Большие крылья снежной птицы
Мой ум метелью замели… [2, с. 245]

Я всех забыл, кого любил,
Я сердце вьюгой закрутил,
Я бросил сердце с белых гор,
Оно лежит на дне! [2, с. 251]

И в «Двенадцати» красноармейцы – это Иваны, не помнящие родства, забывшие веру отцов, не знающие «Имени святого», не ведающие и смысла своих имен.

Двенадцать апостолов революции? Но отчего апостольские их имена звучат снижено-пародийно, небрежно, как клички: Ванька, Андрюха, Петька?..

4. В то же время образ метели в русской литературе, начиная с Пушкина, связан не только с разгулом темных сил. Этот образ соотносится с важнейшей темой судьбы («Повести Белкина», «Капитанская дочка»). Судьба может вести, казалось бы, вслепую, но на самом деле это промыслительный путь – как отдельной личности, так и целого народа.

В повести «Метель» героиня в атмосфере ненастной зимней ночи движется, сама того не зная, навстречу своему суженому. В «Капитанской дочке» Гринев, несмотря на разыгрывающуюся метель, зачем-то погонял ямщика, заставляя его продолжать опасный путь («будто на свадьбу торопимся», – ворчал Савельич, и ведь как в воду глядел…)

В «Двенадцати» тема русской судьбы как предначертанного пути особенно мощно звучит в «загадочном» финале. Однако об этом речь впереди.

А пока отметим, что в лирике, относящейся к периоду «антитезы» (второй и отчасти третий том), путь как важнейший «интегратор» жизни и поэзии Блока (термин Д. Е. Максимова), казалось, во многом был утрачен – поэт сознательно и безоглядно кинулся в бес-пут-ство, в рас-пут-ицу дионисийских демонических стихий. Он, словно ставя над собственной душой смертельно опасный эксперимент, пустил себя «вразнос». А. Белый, стараясь объяснить его поведение, вспоминает, что в то время Блок жил «в потемках растоптанной и в тень спрятанной жизни <…>, из всего, что он говорил, вырывался подавленный окрик: "Можно ли себя очищать и блюсти, когда вот кругом – погибают: когда – вот какое кругом…"» [26, с. 159]

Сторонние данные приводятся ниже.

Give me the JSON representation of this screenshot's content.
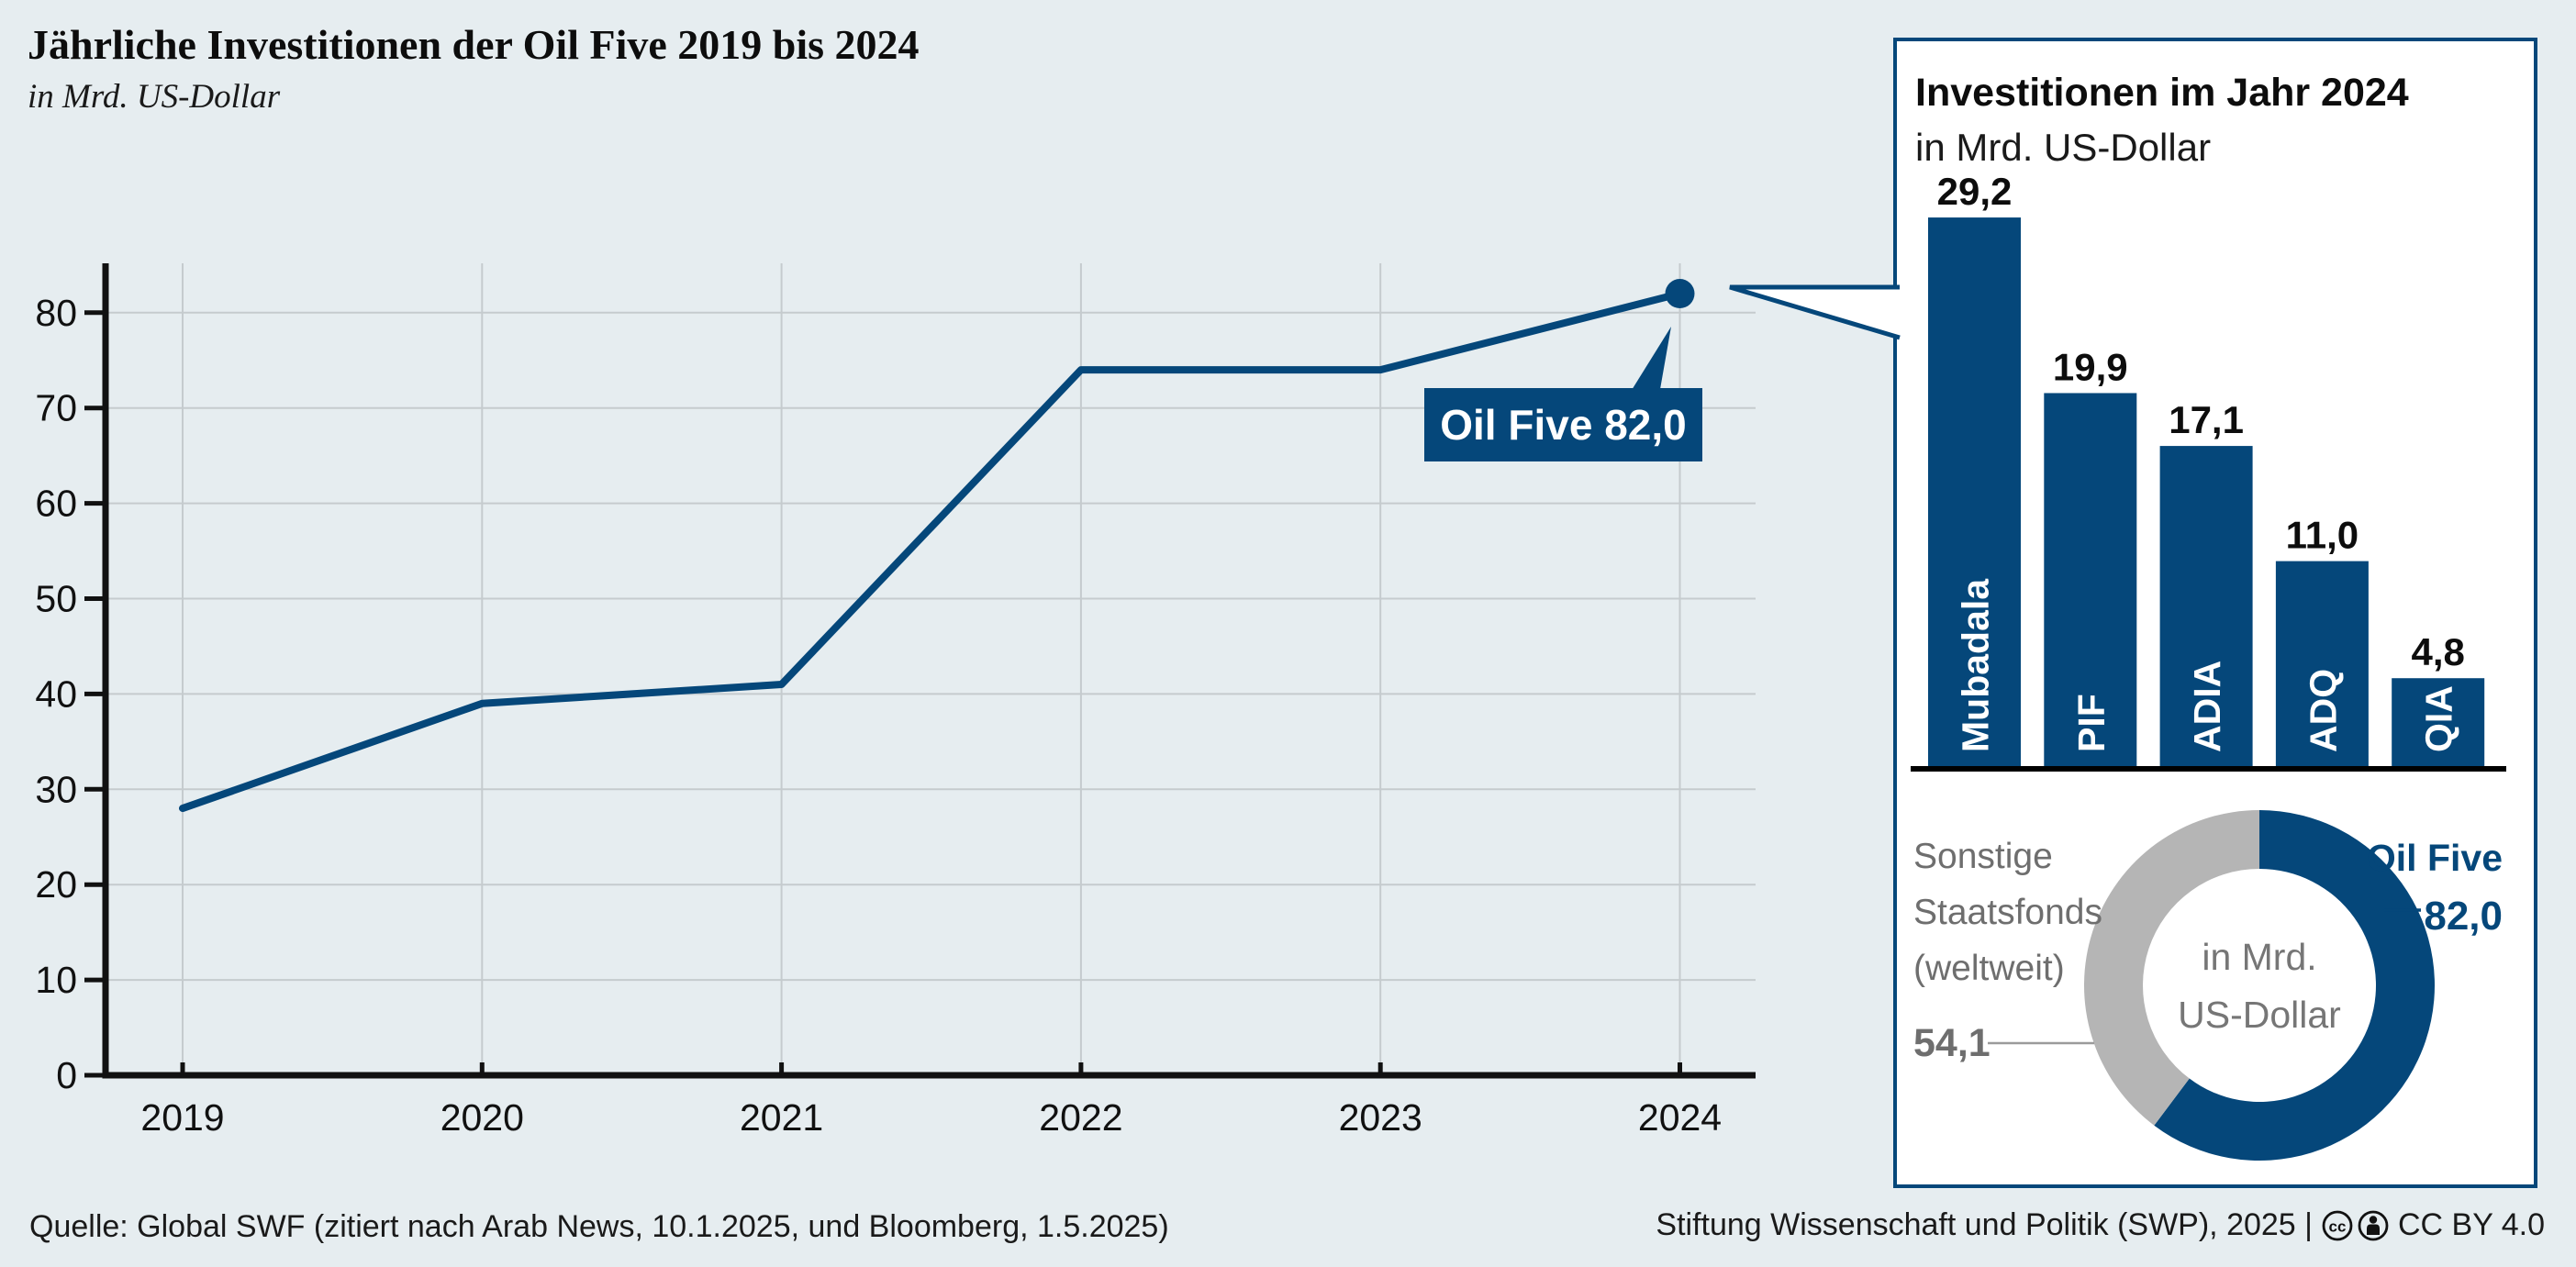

Блок, вероятно, не задумывался тогда, что как раз потому, что «такое кругом», очищать и блюсти себя и можно, и необходимо. Согласно многовековому духовному опыту, состояние окружающего мира зависит от внутреннего устроения каждого. Но Блок не знал святоотеческой традиции – или, возможно, в то время и не хотел ее знать.

Прости, отчизна!
Здравствуй холод!
Остыло сердце!
Где ты, солнце? [2, с. 233]

Прежний рыцарь добра был закован в оковы снегов, и его меч утонул в «серебряной вьюге». А когда ангельские силы вместе с солнечными лучами врываются в ледяную «келью», стремятся пробудить, возвратить к «созидающей работе» – он прогоняет их:

Прочь лети, святая стая!
К старой двери
Умирающего рая!
Стерегите, злые звери,
Чтобы ангелам самим
Не поднять меня крылами,
Не вскружить меня хвалами,
Не пронзить меня Дарами
И Причастием самим! [2, с. 228]

В. М. Жирмунский, размышляя о тех гибельных безднах, которые притягивали к себе душу поэта, прозорливо вспомнил очерк Достоевского «Влас». В нем описывается случай, происшедший с молодым крестьянином, который совершил в порыве религиозного бунта «дерзость небывалую и немыслимую»: он поднял ружье на Дары Причастия, которые тайно сохранил, не употребив в храме («пальнем-ка пулей в Святую Русь»…) В момент свершения святотатства ему явился Крест, а на нем – Распятый. «Влас пошел по миру и потребовал страдания». Обратим внимание на то, что в этом случае мы видим не только справедливое свидетельство гениального писателя о русском человеке, который имеет удивительную потребность «хватать через край» и свешиваться над самой бездной, а то и лететь в нее «как ошалелому, вниз головой». Здесь можно увидеть и еще более потрясающее свидетельство о Христе, о той непостижимой для человеческого разумения любви к врагам, которую Он проповедовал и исполнял на деле. В случае с деревенским парнем эта любовь вновь явила себя в полной и ошеломляющей мере: «Стреляй. Я готов снова умереть за тебя».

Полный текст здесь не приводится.